Dinî Hak ve Özgürlükler
Fransa’da dinî hak ve özgürlükler, laikliğin temelini oluşturan “9 Aralık 1905 tarihli Devlet ve Kiliselerin Ayrılması Hakkında Yasa” (Loi du 9 décembre 1905 concernant la séparation des Eglises et de l'Etat) ile teminat altına alınmıştır. Bu yasa 45 maddelik bir metindir ve ilk iki maddesi laikliğin özgürlük, tarafsızlık ve eşitlik prensiplerini tanımlamaktadır. Bu tarihten sonra Fransa’da anayasa değişiklikleri ve AB’ninkiler başta olmak üzere uluslararası yasal düzenlemelerle dinî özgürlük ve eşitlik prensipleri daha da güçlendirilmiştir.
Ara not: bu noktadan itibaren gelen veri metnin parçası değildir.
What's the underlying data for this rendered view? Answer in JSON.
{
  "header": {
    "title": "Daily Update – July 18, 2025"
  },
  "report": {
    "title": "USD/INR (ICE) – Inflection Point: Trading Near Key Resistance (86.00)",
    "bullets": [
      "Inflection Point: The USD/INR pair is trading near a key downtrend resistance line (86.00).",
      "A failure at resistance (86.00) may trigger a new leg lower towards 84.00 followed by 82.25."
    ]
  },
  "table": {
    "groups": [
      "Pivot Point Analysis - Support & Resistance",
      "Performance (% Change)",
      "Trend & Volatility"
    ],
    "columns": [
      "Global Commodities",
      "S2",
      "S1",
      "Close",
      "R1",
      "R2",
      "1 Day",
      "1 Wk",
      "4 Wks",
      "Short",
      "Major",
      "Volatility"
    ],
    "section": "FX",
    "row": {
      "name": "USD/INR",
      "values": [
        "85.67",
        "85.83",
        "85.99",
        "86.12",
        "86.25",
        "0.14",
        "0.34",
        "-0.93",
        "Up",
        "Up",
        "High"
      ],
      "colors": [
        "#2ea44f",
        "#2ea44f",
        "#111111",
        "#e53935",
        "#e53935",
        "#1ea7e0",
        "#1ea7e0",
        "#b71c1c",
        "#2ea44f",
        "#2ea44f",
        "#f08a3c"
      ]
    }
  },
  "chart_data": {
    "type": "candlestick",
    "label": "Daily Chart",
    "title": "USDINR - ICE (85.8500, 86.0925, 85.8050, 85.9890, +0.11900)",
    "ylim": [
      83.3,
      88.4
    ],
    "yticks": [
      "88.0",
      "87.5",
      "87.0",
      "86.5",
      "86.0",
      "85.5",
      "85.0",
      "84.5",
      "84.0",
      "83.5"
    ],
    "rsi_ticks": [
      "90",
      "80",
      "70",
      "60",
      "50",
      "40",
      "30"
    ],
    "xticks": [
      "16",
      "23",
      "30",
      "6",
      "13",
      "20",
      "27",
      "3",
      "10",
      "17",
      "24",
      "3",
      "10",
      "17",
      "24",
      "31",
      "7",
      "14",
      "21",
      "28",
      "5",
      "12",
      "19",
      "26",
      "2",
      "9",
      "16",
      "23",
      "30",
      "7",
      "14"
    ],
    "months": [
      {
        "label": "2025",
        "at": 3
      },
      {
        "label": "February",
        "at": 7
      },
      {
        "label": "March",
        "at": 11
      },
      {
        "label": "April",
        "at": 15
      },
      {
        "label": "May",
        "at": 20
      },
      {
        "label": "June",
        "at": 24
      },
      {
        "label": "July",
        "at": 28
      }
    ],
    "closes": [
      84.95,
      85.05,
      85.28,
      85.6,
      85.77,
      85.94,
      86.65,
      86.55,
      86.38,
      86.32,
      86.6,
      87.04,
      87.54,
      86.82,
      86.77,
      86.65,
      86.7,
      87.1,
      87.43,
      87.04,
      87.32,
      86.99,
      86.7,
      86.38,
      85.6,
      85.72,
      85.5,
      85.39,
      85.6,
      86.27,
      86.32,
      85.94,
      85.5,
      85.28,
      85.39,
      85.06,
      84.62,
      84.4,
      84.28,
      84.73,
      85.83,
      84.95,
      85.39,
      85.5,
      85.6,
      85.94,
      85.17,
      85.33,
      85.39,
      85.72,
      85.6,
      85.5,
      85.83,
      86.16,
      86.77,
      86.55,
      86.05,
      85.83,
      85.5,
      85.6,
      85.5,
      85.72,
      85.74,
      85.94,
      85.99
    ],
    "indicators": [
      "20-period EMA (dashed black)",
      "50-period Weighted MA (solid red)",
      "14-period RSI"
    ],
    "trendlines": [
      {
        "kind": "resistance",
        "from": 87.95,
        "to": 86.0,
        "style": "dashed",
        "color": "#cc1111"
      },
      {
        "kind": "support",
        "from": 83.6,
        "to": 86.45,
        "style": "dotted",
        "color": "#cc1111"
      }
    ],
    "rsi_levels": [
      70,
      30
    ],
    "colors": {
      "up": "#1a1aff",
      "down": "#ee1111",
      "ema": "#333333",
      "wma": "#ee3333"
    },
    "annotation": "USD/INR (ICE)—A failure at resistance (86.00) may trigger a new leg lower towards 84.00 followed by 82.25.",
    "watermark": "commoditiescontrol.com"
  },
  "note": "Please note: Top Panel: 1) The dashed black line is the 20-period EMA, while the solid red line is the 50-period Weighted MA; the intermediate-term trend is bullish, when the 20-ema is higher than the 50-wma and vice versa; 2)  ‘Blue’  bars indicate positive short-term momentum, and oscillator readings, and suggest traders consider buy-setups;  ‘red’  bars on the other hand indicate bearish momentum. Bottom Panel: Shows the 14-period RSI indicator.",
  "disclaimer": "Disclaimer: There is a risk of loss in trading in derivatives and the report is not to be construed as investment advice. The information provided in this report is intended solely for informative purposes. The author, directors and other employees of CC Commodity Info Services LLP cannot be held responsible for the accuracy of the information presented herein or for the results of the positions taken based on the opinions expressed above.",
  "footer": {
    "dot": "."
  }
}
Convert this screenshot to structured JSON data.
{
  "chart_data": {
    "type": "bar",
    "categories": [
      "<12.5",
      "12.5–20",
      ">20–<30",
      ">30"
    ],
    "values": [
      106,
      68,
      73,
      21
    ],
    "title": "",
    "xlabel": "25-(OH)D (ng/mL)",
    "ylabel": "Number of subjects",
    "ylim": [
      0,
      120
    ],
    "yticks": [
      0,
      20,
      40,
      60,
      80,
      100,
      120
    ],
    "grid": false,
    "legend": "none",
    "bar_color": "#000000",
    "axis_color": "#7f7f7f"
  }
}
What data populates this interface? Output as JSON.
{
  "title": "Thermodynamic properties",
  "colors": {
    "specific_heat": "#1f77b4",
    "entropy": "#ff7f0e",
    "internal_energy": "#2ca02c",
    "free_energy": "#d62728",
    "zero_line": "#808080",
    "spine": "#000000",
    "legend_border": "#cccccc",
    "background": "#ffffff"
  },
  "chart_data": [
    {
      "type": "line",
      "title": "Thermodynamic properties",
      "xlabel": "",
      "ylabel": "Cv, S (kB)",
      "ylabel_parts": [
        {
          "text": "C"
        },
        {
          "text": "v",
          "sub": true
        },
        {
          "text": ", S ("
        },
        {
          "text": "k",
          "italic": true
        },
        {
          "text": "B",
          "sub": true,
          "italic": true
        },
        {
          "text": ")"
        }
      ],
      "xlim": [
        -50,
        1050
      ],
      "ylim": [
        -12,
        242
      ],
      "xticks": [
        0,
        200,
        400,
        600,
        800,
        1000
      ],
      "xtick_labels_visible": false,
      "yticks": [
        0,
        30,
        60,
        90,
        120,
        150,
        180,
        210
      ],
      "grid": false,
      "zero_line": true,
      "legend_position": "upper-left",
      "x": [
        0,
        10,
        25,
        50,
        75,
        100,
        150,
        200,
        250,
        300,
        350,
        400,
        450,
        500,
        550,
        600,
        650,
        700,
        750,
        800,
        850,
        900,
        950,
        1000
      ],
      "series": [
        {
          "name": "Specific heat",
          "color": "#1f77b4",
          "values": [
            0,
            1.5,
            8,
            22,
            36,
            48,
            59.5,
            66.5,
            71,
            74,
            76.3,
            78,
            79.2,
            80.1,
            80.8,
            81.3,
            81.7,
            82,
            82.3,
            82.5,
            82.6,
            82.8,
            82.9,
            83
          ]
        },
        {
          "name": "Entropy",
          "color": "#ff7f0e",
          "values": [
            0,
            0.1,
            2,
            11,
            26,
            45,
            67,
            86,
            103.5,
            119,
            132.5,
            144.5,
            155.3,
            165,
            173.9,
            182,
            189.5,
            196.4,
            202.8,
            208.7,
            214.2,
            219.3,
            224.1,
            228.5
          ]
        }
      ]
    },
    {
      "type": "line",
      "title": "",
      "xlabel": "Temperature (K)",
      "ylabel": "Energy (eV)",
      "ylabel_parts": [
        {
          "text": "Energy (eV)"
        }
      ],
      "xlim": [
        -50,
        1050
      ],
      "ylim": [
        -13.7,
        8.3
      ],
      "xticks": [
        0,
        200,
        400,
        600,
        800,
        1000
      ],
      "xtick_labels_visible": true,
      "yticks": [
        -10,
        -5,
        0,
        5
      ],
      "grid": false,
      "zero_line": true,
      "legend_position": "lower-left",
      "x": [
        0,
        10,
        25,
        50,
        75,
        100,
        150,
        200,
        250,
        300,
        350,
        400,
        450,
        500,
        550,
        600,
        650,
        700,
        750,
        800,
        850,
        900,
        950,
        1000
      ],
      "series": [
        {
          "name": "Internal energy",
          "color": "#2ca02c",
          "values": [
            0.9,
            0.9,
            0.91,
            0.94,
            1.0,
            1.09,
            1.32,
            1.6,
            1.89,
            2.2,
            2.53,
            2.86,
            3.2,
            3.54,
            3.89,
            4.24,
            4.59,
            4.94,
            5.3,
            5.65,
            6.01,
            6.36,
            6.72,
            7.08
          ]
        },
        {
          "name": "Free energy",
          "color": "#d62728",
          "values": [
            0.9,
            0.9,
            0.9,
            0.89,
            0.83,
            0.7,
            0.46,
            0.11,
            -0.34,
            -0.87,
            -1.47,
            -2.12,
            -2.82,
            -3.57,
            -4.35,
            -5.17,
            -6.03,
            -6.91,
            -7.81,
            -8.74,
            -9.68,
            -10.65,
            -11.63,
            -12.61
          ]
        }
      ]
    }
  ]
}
1958 tarihli Fransa Anayasası: “Fransa bölünmez, laik, demokratik, sosyal bir cumhuriyettir. O, etnik köken, ırk ya da din ayrımı gözetmeksizin bütün vatandaşların yasa önünde eşitliğini güven altına alır. Bütün inançlara saygılıdır.” maddesiyle başlamakta ve ayrımcılığı reddetmektedir. Bu tarihten sonra Fransa tarafından 3 Mayıs 1974 tarihinde imzalanan İnsan Haklarının ve Temel Özgürlüklerinin Korunmasına İlişkin Avrupa Sözleşmesi’nin 9. maddesinde de düşünce, din ve vicdan özgürlükleri vurgulanmaktadır. Ayrıca uluslararası yasaların da Fransa gibi AB ülkeleri için bağlayıcılığı olması, temel dinî hak ve özgürlükler açısından önem arz etmektedir. Ancak bütün bu yasalara rağmen Fransa’da Müslümanların dinî hak ve özgürlükleri konusunda son yıllarda giderek artan oranda bir kısıtlama gözlenmekte ve İslam dini bir sorun olarak görülmektedir.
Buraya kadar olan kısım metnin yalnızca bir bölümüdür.